In ganz Baden-Württemberg habe die Kasse zuletzt 4819 HIV-Infizierte gezählt. Hinzu kamen weitere 6782 Versicherte, die sich wegen anderer Geschlechtskrankheiten in ärztlicher Behandlung befanden.
AOK-Ärztin ist besorgt
Dazu gehören sexuell übertragbare Krankheiten wie Syphilis, Tripper, oder Hepatitis B. Diese Zahl war seit 2019 jährlich im Schnitt um 1,9 Prozent gesunken. Auf den Zollernalbkreis entfielen im Jahr 2023 98 Fälle von Geschlechtskrankheiten, fünf Jahre zuvor waren es noch 152 Fälle.
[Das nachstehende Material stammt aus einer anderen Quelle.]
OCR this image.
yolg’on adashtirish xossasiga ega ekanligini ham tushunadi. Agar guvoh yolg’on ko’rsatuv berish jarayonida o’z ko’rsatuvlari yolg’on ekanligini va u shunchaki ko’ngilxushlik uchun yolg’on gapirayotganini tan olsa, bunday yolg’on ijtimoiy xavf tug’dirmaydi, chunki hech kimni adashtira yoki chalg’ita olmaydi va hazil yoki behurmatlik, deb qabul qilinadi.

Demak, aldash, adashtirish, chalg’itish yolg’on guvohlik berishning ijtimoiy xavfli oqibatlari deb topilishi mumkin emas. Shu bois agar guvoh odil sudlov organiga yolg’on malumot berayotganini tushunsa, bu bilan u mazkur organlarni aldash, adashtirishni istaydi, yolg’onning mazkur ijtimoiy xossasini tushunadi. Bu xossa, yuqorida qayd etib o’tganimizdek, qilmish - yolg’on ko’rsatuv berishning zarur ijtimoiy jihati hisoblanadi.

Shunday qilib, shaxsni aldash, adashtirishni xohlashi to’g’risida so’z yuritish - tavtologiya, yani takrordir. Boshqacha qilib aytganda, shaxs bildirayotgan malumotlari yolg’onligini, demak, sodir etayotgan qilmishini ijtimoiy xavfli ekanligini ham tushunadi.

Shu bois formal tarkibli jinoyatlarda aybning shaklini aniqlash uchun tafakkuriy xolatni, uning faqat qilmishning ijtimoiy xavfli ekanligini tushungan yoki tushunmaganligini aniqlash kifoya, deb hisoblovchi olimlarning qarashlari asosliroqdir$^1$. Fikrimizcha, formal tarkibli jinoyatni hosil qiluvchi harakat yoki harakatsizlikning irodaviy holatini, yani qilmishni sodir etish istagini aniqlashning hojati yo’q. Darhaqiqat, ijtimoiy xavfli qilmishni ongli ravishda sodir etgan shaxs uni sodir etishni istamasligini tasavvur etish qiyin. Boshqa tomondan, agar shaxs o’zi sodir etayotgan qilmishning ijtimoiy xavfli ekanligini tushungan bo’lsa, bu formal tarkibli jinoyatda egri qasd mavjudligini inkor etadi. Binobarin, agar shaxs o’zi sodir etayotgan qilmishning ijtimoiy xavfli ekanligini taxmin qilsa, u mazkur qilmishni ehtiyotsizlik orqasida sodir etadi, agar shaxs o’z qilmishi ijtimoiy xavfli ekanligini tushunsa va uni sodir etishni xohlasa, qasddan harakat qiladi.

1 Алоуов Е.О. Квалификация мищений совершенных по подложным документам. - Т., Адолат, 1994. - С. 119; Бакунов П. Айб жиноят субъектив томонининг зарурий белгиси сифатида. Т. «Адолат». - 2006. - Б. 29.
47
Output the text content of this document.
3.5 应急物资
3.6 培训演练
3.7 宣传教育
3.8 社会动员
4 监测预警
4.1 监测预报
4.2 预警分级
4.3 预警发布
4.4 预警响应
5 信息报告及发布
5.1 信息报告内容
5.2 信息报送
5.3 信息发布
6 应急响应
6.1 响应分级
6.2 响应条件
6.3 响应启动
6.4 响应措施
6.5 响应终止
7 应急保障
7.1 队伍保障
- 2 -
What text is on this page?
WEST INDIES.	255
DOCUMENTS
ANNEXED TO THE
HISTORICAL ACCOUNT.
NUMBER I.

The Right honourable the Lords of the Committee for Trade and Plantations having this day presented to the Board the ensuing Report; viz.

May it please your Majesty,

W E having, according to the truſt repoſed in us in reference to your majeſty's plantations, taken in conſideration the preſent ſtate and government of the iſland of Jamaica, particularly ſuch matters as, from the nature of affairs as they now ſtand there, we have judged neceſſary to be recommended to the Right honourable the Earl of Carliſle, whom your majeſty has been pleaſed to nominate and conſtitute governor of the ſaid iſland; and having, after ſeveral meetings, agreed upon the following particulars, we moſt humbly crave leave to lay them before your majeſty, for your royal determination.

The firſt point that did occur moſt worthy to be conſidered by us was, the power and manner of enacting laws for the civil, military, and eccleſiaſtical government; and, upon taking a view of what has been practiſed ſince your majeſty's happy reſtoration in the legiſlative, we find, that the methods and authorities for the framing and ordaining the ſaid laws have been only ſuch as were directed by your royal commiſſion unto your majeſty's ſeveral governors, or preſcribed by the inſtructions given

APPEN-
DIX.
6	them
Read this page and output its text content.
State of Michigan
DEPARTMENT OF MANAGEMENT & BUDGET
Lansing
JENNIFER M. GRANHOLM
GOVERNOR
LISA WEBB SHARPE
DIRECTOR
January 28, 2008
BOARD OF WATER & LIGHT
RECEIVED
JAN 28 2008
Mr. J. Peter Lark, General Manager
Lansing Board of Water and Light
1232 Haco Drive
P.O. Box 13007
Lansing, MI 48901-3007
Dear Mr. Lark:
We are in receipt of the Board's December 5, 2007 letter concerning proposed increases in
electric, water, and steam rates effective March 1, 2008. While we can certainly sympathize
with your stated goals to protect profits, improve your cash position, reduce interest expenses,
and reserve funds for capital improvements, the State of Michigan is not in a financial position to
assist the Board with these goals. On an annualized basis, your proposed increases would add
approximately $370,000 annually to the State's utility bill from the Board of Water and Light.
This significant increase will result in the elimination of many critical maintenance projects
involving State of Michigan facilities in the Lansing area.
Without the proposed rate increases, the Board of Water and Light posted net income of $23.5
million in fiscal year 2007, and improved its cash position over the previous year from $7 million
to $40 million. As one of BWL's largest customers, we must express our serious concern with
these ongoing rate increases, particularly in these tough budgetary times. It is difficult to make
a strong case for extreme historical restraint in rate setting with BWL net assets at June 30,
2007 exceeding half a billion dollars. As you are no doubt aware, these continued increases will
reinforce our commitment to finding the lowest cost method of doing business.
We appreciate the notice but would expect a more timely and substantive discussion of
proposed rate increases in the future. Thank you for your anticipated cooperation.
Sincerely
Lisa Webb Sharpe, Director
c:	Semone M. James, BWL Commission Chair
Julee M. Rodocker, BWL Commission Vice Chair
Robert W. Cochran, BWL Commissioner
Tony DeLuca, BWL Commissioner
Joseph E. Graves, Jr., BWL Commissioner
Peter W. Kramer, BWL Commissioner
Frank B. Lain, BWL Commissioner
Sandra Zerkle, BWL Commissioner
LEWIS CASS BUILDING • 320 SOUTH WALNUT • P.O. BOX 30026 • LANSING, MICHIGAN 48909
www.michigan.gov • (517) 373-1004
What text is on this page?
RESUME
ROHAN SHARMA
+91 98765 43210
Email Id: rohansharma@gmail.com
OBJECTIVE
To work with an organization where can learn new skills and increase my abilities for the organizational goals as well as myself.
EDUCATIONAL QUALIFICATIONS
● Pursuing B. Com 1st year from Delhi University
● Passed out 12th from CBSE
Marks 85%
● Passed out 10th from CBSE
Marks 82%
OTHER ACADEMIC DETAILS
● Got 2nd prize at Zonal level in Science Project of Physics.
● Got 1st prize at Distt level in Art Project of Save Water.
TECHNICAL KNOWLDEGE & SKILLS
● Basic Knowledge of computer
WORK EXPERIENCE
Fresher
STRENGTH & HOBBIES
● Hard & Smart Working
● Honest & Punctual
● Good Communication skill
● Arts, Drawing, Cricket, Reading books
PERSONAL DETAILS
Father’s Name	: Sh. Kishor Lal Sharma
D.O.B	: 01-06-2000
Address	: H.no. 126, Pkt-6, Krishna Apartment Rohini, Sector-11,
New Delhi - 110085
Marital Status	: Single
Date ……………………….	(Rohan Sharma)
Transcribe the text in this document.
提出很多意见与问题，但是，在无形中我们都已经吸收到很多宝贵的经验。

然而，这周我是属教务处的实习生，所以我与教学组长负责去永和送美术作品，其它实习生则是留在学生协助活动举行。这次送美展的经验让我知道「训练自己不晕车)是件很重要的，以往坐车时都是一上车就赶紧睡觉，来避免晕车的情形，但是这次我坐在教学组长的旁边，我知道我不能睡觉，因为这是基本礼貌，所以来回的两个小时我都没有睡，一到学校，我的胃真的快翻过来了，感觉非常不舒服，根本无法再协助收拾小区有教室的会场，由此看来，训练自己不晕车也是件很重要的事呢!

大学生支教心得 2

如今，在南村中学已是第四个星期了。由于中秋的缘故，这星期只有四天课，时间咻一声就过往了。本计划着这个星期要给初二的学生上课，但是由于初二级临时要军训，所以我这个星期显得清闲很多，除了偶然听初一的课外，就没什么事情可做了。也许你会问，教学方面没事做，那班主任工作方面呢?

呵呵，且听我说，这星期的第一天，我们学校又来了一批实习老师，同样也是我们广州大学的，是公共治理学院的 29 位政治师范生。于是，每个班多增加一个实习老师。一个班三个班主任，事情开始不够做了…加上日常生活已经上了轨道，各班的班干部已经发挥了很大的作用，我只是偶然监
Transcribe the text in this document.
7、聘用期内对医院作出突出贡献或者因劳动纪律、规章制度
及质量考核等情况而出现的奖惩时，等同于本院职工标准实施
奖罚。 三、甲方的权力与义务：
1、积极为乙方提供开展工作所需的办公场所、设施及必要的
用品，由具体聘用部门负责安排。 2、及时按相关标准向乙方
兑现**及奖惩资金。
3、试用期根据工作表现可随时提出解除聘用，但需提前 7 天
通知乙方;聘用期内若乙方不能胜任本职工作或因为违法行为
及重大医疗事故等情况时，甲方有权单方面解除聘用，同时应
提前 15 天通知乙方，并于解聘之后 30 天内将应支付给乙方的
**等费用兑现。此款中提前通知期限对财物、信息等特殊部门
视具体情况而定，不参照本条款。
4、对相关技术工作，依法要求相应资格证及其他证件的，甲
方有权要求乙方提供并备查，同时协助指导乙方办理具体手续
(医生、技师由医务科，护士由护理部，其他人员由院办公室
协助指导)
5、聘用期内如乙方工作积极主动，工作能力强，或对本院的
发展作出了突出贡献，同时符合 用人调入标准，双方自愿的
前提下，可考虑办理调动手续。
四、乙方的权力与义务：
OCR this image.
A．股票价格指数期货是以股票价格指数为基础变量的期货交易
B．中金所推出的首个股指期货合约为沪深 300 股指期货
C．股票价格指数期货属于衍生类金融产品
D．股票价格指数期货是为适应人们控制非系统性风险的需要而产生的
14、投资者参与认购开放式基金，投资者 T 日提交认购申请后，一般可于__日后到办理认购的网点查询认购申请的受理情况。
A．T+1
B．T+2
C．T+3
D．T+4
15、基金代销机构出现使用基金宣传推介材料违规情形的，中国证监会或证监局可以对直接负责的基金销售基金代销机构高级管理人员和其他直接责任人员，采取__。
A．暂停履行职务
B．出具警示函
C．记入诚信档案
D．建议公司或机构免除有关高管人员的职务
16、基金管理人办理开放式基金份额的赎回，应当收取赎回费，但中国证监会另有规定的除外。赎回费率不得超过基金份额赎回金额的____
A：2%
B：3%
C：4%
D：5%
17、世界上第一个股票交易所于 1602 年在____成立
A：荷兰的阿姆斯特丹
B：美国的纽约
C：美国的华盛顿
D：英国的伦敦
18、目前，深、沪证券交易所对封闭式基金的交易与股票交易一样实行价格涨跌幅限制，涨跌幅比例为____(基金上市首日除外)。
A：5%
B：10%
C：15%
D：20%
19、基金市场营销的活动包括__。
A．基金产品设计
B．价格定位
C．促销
AOK-Ärztin Susanne Schleicher blickt besorgt auf die Entwicklung bei den HIV-Zahlen: „Die Gründe für den Anstieg sind vielfältig: geändertes Risikoverhalten, ein Rückgang der Kondomnutzung, eine Zunahme der Sexualkontakte, mehr Vielfalt an Partnerschaftsmodellen und Sexualpraktiken sowie eine verbesserte Diagnostik und Testhäufigkeit.“
Wissen über sexuell übertragbare Krankheiten lückenhaft
Auch sei das Wissen über sexuell übertragbare Krankheiten oft lückenhaft. „Jugendliche und junge Erwachsene zwischen 15 und 25 Jahren gehören zu den am stärksten betroffenen Gruppen, da sie häufiger wechselnde Sexualpartner haben und seltener Kondome benutzen.“ Dabei biete die konsequente Verwendung von Kondomen den sichersten Schutz vor Geschlechtskrankheiten.